Morales chez Chavez - L'axe du Mal contre l'axe du Bien

Hugo Chavez (à gauche) et Evo Morales, hier.
Photo: Agence Reuters Hugo Chavez (à gauche) et Evo Morales, hier.

Caracas — Evo Morales, qui deviendra le 22 janvier le premier président indien de Bolivie, a entamé hier chez son allié vénézuélien Hugo Chavez sa première grande tournée à l'étranger qui l'emmènera également en Europe, en Asie et en Afrique.

«Nous adhérons à ce combat anti-néolibéral et anti-impérialiste», a déclaré le futur chef de l'État bolivien à son arrivée à Caracas.

«Nous entrons dans une nouvelle ère, dans un nouveau millénaire, un millénaire pour le peuple, pas pour l'empire», a-t-il ajouté.
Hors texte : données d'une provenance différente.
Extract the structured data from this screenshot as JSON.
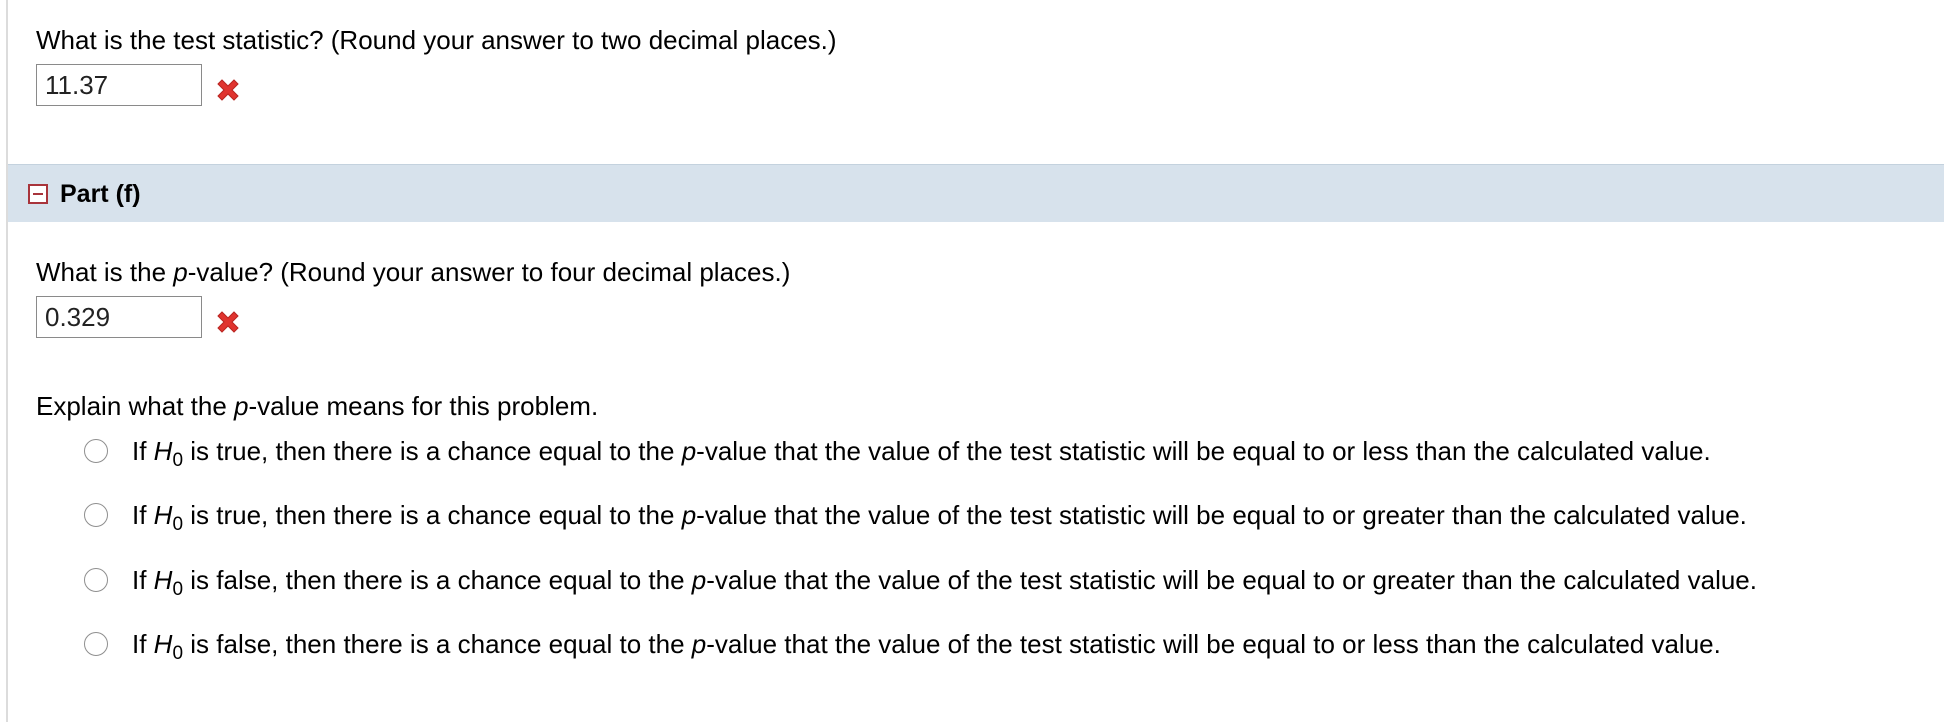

«Vous savez qui forme l'axe du Mal?», a demandé pour sa part Chavez. «C'est Washington, ce sont eux [les Américains] qui sont l'axe du Mal, ainsi que leurs alliés dans le monde qui menacent, qui envahissent, qui tuent et qui assassinent. Nous, nous formons un axe du Bien».

Les deux dirigeants ont ensuite visité le Panthéon national de Caracas, où ils ont déposé une gerbe sur la tombe de Guaicaipuro, héros indien de l'histoire vénézuélienne. C'est en terrain conquis que Morales entame sa première grande tournée diplomatique internationale. Il est politiquement très proche de Chavez. Leurs critiques de la politique des États-Unis en Amérique latine en ont en outre fait des alliés du dirigeant cubain Fidel Castro, auquel Morales a rendu visite la semaine dernière.

Ses adversaires affirment que Morales a fortement bénéficié d'une aide financière vénézuélienne lors de sa campagne. Il a remporté la présidentielle dès le premier tour, avec 54 % des voix.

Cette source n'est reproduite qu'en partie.